Los pinos a los lados y las mariposas revoloteando a nuestro alrededor nos
pronosticaron una buena acogida.
Un empinado
sendero que bordeaba la montaña nos presentó al valle que aguardaba paciente
nuestra llegada.
El olor a
tierra mojada, el abrazo del viento, el murmullo de los pájaros, el dulzor de
las moras y los destellos de luz entre los árboles nos transportó a otros
mundos mientras nos adentrábamos en un frondoso y húmedo bosque surgido de la
nada después de haber descendido silenciosamente la otra parte de la montaña.
Acebos,
ruscos, hiedras, líquenes y musgos nos ofrendaron con su magia mientras la voz
del rio nos susurraba sutilmente lo que acababa de acontecer unos metros más
arriba.
Desde ese
momento fue la intuición la que nos guió hasta nuestro destino.

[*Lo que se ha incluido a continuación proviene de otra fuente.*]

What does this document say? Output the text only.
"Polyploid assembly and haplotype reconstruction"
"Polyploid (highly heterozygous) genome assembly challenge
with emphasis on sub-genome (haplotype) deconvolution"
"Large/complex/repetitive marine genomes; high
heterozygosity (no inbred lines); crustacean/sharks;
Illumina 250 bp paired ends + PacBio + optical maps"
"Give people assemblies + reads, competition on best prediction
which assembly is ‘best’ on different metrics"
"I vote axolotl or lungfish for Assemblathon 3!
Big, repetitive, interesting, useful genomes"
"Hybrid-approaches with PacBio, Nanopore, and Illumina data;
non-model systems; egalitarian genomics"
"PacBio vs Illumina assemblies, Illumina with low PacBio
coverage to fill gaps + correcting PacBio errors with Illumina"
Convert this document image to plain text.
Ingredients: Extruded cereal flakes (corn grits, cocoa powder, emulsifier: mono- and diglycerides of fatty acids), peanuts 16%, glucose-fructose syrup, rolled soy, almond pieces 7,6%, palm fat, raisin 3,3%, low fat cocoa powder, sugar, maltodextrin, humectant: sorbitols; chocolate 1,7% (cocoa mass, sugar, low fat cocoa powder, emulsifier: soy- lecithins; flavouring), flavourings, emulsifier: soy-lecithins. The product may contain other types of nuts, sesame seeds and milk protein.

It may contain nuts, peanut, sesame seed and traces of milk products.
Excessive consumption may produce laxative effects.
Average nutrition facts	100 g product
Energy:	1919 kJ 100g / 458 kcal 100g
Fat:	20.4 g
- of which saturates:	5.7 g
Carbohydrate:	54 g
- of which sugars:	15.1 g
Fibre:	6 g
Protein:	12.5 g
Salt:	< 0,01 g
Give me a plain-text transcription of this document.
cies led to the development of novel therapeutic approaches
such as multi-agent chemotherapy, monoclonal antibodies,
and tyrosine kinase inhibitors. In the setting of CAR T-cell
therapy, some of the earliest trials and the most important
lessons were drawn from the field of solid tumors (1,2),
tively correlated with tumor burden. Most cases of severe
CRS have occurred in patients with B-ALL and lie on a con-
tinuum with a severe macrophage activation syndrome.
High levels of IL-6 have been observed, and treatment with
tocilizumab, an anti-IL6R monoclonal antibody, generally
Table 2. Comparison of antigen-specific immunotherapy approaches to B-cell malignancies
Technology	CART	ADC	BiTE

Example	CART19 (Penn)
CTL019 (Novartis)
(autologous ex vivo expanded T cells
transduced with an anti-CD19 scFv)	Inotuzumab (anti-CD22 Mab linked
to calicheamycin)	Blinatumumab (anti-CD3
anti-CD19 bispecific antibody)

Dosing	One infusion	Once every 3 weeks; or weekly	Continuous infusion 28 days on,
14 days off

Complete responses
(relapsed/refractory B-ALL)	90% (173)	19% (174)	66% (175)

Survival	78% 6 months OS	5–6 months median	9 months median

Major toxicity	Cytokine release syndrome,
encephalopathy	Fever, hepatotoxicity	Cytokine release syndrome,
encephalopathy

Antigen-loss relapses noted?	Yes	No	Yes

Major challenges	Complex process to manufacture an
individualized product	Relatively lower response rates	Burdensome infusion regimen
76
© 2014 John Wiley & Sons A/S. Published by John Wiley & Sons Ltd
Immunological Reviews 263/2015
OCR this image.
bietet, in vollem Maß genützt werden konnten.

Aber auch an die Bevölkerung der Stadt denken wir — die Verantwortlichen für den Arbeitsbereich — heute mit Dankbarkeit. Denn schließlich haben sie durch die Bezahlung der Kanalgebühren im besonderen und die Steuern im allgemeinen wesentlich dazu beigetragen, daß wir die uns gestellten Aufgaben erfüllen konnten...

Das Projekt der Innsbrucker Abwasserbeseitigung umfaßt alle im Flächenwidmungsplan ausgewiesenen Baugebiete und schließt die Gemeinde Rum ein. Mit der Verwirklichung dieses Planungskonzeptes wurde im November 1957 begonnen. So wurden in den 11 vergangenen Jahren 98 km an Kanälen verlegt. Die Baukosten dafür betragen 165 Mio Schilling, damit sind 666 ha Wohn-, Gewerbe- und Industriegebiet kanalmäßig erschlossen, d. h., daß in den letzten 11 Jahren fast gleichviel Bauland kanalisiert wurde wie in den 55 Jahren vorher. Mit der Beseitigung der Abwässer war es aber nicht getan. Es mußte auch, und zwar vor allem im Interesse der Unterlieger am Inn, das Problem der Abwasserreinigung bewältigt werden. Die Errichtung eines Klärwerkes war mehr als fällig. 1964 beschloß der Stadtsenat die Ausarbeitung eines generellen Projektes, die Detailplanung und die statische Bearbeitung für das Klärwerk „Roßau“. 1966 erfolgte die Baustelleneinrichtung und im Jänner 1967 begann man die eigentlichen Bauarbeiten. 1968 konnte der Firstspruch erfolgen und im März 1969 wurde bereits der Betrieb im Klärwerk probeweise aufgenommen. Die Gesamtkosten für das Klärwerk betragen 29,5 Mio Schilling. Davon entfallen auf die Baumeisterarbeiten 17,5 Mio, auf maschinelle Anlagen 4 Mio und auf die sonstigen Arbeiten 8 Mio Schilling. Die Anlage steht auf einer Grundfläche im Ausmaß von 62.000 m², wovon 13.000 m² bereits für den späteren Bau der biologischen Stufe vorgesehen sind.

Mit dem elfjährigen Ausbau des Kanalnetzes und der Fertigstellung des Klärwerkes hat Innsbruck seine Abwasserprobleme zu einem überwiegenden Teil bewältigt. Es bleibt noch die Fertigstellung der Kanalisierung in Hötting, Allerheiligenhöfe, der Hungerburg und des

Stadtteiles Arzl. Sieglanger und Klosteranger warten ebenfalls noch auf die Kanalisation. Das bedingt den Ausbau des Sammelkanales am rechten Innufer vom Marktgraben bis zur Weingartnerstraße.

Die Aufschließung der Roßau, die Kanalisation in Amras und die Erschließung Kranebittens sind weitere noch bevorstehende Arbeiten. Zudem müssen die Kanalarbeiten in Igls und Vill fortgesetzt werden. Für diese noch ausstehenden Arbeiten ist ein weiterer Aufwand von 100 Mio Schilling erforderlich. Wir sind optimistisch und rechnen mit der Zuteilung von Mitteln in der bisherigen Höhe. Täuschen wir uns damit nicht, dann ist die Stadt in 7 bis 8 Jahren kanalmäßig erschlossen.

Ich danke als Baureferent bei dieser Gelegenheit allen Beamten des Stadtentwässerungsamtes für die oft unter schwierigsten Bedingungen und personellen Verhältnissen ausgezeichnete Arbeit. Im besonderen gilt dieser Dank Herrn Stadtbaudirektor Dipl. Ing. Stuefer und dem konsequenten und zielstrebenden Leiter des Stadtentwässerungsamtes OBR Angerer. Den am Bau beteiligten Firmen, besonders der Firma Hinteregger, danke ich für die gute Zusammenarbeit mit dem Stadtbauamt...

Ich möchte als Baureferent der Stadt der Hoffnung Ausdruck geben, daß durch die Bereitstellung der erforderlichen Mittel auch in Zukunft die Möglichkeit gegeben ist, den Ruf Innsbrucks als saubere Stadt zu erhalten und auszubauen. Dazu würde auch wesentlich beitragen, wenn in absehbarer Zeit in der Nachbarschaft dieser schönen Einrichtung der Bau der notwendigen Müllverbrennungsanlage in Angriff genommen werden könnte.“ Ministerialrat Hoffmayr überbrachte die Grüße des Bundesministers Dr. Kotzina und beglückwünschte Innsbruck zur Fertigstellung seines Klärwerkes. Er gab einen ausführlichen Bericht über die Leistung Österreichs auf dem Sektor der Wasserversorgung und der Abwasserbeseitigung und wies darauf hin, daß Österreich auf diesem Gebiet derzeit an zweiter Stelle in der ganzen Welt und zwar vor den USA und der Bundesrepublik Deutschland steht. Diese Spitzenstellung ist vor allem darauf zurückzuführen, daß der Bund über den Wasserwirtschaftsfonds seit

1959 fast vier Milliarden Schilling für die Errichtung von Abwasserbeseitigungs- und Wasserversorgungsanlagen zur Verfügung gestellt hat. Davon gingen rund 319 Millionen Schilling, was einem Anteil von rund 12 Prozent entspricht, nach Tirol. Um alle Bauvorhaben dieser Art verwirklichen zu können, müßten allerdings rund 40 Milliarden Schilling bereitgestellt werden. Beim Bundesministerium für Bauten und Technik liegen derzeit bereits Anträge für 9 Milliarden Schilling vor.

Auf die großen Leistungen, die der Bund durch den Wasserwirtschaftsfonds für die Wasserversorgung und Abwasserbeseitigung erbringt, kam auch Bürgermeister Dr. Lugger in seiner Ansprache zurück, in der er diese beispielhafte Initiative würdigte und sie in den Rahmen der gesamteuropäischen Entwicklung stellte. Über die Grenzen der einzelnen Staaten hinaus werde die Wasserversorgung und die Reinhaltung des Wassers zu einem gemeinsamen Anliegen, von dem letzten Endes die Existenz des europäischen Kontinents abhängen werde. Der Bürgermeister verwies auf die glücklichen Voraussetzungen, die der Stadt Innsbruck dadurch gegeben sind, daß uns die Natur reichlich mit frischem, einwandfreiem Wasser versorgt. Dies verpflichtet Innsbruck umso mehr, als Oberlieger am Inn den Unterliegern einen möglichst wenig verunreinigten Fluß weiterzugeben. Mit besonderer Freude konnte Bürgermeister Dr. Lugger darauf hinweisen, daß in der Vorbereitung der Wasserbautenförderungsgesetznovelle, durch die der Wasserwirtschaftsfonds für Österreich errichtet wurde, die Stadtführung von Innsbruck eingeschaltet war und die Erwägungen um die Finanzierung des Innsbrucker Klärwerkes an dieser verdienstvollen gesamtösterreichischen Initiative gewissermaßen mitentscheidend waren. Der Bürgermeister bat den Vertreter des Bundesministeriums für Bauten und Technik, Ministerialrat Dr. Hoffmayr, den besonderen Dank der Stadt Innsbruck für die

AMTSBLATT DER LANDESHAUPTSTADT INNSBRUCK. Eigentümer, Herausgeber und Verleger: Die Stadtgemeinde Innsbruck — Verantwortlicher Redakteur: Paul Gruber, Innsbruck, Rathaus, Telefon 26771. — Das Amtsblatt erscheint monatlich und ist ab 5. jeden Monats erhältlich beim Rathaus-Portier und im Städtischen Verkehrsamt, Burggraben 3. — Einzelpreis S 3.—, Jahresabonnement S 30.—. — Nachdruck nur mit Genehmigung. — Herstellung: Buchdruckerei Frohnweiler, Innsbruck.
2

Diminutas
sendas se abrían a nuestro paso y sólo algunas nos invitaban a entrar; pero fue
de una de ellas de la que percibimos de una manera profunda su tierno aliento; una leve insinuación suya nos hizo penetrar en un reino sagrado, un
espacio lleno de silencio, donde duendes y hadas habitan juntos fusionándose
entre agua, helechos y rocas.
El caño de
una fuente natural emergía esplendoroso con el fin de saciar al sediento de
espíritu; y el gran Deva que la acompañaba y que protege el lugar esperaba
sosegado a leer la pureza de las recién llegadas; porque sólo al que llega con
la inocencia de un niño y al que posee un corazón puro Él se le presenta.
Es amoroso,
protector, un ser lleno de luz con mirada profunda. Sabio entre los sabios.
A la vuelta
con el alma repleta y después de haber brindado un apetitoso presente a toda
vida viviente, nos miramos las dos a los ojos y supimos en ese mismo momento que
el que beba de esa agua ya nunca volverá a ser el mismo, porque cada
noche y en cada sueño escuchará las risas, travesuras, cantos y danzas de todos
los seres que moran en la fuente del silencio.